象。

あの鼻の長い象である。

誰もが知っている象ではあるが、象を知らぬ幼子に象がいったい何であるかを伝えるのはおそらくは難しい。

もちろん、実物を見れば「ああ、これが象なんだ」と実感するだろうし、映像や写真を見せても象についてのイメージはわくだろう。

しかし、動物園に行った事もなく、映像や写真、絵などでも象を見たことのない幼い子に、言葉だけで、象がどんな動物かを伝えるのは想像以上に難しい事ではないかと思う。
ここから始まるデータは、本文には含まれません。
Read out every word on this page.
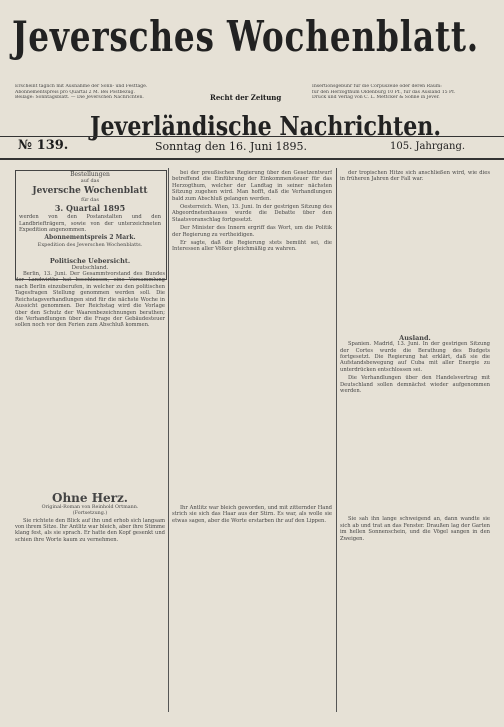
Jeversches Wochenblatt.
Erscheint täglich mit Ausnahme der Sonn- und Festtage.
Abonnementspreis pro Quartal 2 M. Bei Postbezug.
Beilage: Sonntagsblatt. — Die Jeverschen Nachrichten.	Recht der Zeitung
Insertionsgebühr für die Corpuszeile oder deren Raum:
für den Herzogthum Oldenburg 10 Pf., für das Ausland 15 Pf.
Druck und Verlag von C. L. Mettcker & Söhne in Jever.
Jeverländische Nachrichten.
№ 139.	Sonntag den 16. Juni 1895.	105. Jahrgang.
Bestellungen
auf das
Jeversche Wochenblatt
für das
3. Quartal 1895

werden von den Postanstalten und den Landbriefträgern, sowie von der unterzeichneten Expedition angenommen.

Abonnementspreis 2 Mark.
Expedition des Jeverschen Wochenblatts.
Politische Uebersicht.
Deutschland.

Berlin, 13. Juni. Der Gesammtvorstand des Bundes der Landwirthe hat beschlossen, eine Versammlung nach Berlin einzuberufen, in welcher zu den politischen Tagesfragen Stellung genommen werden soll. Die Reichstagsverhandlungen sind für die nächste Woche in Aussicht genommen. Der Reichstag wird die Vorlage über den Schutz der Waarenbezeichnungen berathen; die Verhandlungen über die Frage der Gebäudesteuer sollen noch vor den Ferien zum Abschluß kommen.

Ohne Herz.
Original-Roman von Reinhold Ortmann.
(Fortsetzung.)

Sie richtete den Blick auf ihn und erhob sich langsam von ihrem Sitze. Ihr Antlitz war bleich, aber ihre Stimme klang fest, als sie sprach. Er hatte den Kopf gesenkt und schien ihre Worte kaum zu vernehmen.

bei der preußischen Regierung über den Gesetzentwurf betreffend die Einführung der Einkommensteuer für das Herzogthum, welcher der Landtag in seiner nächsten Sitzung zugehen wird. Man hofft, daß die Verhandlungen bald zum Abschluß gelangen werden.

Oesterreich. Wien, 13. Juni. In der gestrigen Sitzung des Abgeordnetenhauses wurde die Debatte über den Staatsvoranschlag fortgesetzt.

Der Minister des Innern ergriff das Wort, um die Politik der Regierung zu vertheidigen.

Er sagte, daß die Regierung stets bemüht sei, die Interessen aller Völker gleichmäßig zu wahren.

Ihr Antlitz war bleich geworden, und mit zitternder Hand strich sie sich das Haar aus der Stirn. Es war, als wolle sie etwas sagen, aber die Worte erstarben ihr auf den Lippen.

der tropischen Hitze sich anschließen wird, wie dies in früheren Jahren der Fall war.

Ausland.

Spanien. Madrid, 13. Juni. In der gestrigen Sitzung der Cortes wurde die Berathung des Budgets fortgesetzt. Die Regierung hat erklärt, daß sie die Aufstandsbewegung auf Cuba mit aller Energie zu unterdrücken entschlossen sei.

Die Verhandlungen über den Handelsvertrag mit Deutschland sollen demnächst wieder aufgenommen werden.

Sie sah ihn lange schweigend an, dann wandte sie sich ab und trat an das Fenster. Draußen lag der Garten im hellen Sonnenschein, und die Vögel sangen in den Zweigen.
これは必ずしも簿記に限ったことではないが、抽象的な概念を理解する営みは、みえない象をみようとする行為に似ていると思う。

みえないという前提のもとでは、いくら目を凝らせても象について何もわかりはしない。


鼻が長い。


大きい。


尻尾は小さい。


等々、小さな情報を一つずつ積み重ねていく以外にないのである。


簿記では、企業の経済活動という極めて具体的な出来事を扱う。

簿記の基本的な仕組みや金額の計算も極めて具体的である。

しかし、よく考えてみると、その中で扱われている資本、費用、収益などをとってみても実際には、極めて抽象的な概念であることがわかる。


資本とは何かを定義することも簡単にはできないし、ましてやこれが資本だと目に見える形で示すことなどできはしない。

具体的な出来事を扱う簿記であるが、その中には、多くの抽象的概念がある。


急いでも仕方がない。

何しろみえないのだからゆっくりといくしかない。